L’association entre le mot rage et vous est surprenante…

Je pense qu’on n’utilise pas assez bien le mot rage. Quand on est vraiment amoureux, il y a une sorte de rage, non ? Quand cette vague vient, il faut aller dessus. Je ne dis pas ça pour être mignon, mais peut-être que cette quarantaine que j’ai faite tout seul dans la campagne québécoise pendant deux semaines l’an dernier… c’était la première fois de ma vie que j’étais seul, et c’était juste après la mort de ma mère, mais bizarrement, je pense que ça m’a aidé à redémarrer, et éteindre le bruit. Un reset.

Parlez-moi un peu de l’Eurovision, que vous allez coanimer très bientôt, et qui sera présenté par la télévision publique italienne.
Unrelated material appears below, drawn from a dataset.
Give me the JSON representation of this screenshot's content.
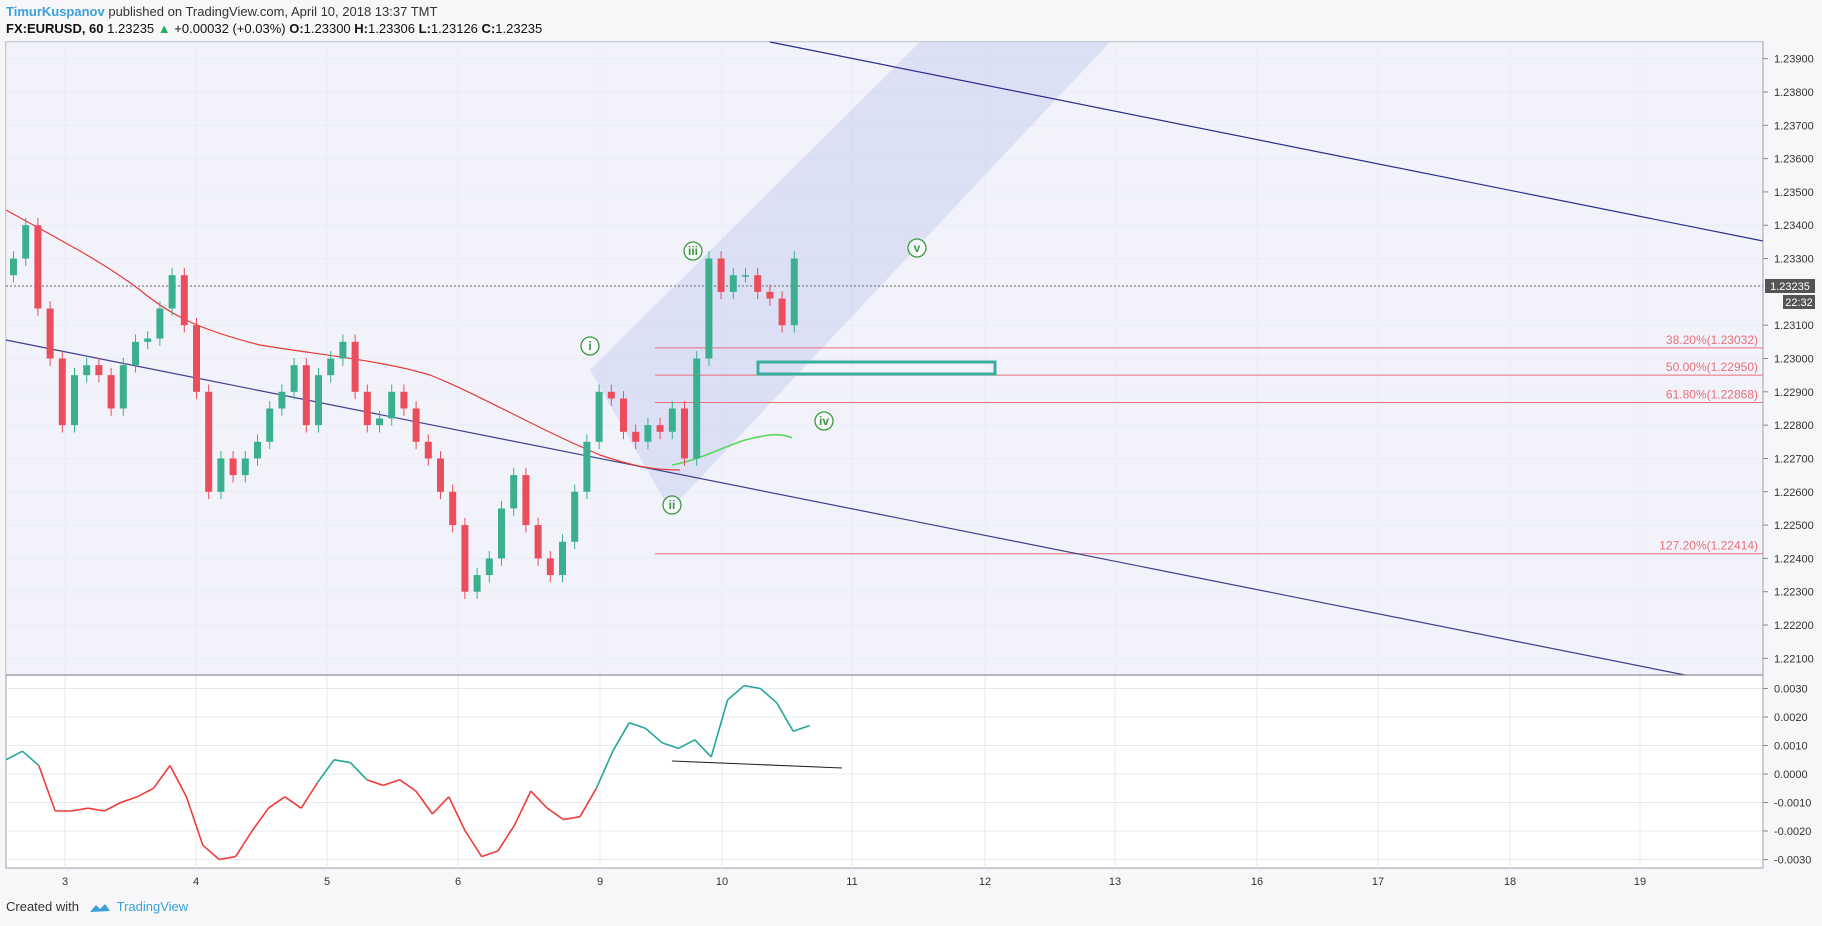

C’est tellement énorme ! Et personne en Amérique du Nord ne sait que ça existe, sauf les Québécois, parce que Céline s’est présentée là-bas. C’est regardé par 200 millions de personne autour du monde, c’est le plus grand show de la planète, et l’Amérique du Nord s’en fiche complètement. Je trouve ça drôle !

Vous êtes un artiste européen dans le fond…

en train d’animer l’Eurovision en trois langues. Et je suis un mec avec un passeport américain.

Vous êtes vraiment un citoyen du monde !

Non, non, non… Je suis un citoyen d’absolument nulle part ! Je suis un citoyen de ce que je fais, de ce que je crée. Mais ce qui est intéressant avec l’Eurovision, c’est l’idée de l’universalité, qui va au-delà du passeport. Le concept européen, il est large et généreux, depuis cet universalisme dont parlait Victor Hugo. Je suis en train de parler de tout ça, ça peut paraître ridicule parce que c’est une émission de variétés, mais pas quand on est en train de parler à 200 millions de personnes, dans un moment où il y a la guerre en Europe et presque 10 millions de personnes qui sont déplacées à cause de cette guerre. Quand on regarde les moments les plus dark de l’histoire de l’Europe, c’est toujours quand cette lumière européenne d’un pays à l’autre n’a pas réussi à percer, parce que les murs étaient très hauts et que tout était divisé.

Qu’est-ce qu’on vous souhaite pour les concerts de la semaine prochaine ?

De l’émotion, de la joie. De se retrouver, c’est beau.